Ken had never planned to live anywhere except his family home, where he raised his three children and enjoyed the great outdoors. Last month when he was hospitalized and subsequently discharged to a nursing home, Ken could only think about the current hunting season and the camaraderie he was missing from his fellow deer club members. Since becoming a widower, when his high school sweetheart and spouse Ruth died 10 years ago, Ken had put on too much weight and neglected regular doctor’s appointments. His two daughters, who reside in other states, contact him regularly by phone. Ken’s now retired only son lives nearby and works the family farm, but he is out of touch concerning his dad’s health and health-care needs. The shock of learning about his worsening diabetes and metastasized cancer is causing Ken and his family much emotional distress. Ken doesn’t understand the words all the physicians and nurses are using--palliative care, slow medicine, and advanced directives--and he can no longer bear weight, transfer independently, or take steps. It appears that Ken might be released to the home of his oldest daughter, a retired nurse, and hospice care will be put in place if he can show improvement in his activities with the physical therapists.
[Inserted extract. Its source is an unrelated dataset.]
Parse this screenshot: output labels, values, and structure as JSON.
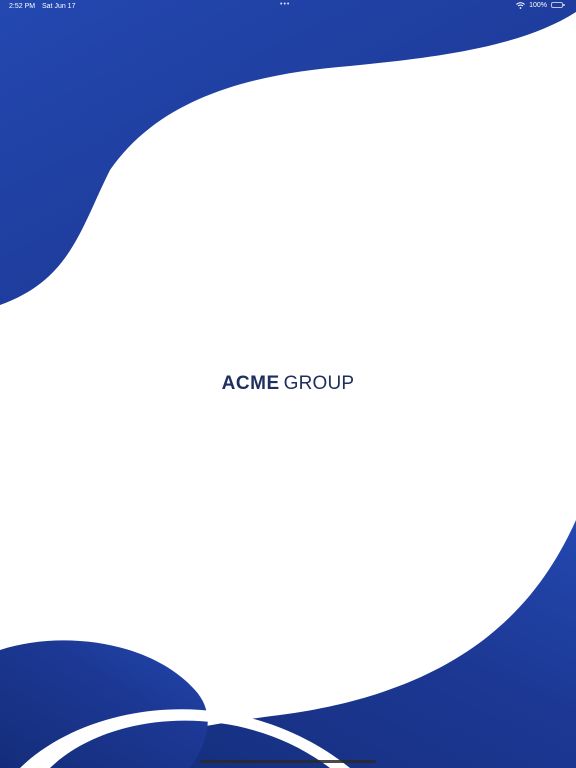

- How might social workers communicate with Ken and his children, as future plans are considered?
- What might be the thoughts and feelings that Ken is experiencing?
- How might the geographic environment matter insofar as what housing, home health, and hospice resources are available to Ken and his family?
- What struggles may be associated with Ken moving to another state? What challenges might his daughter face in caring for him?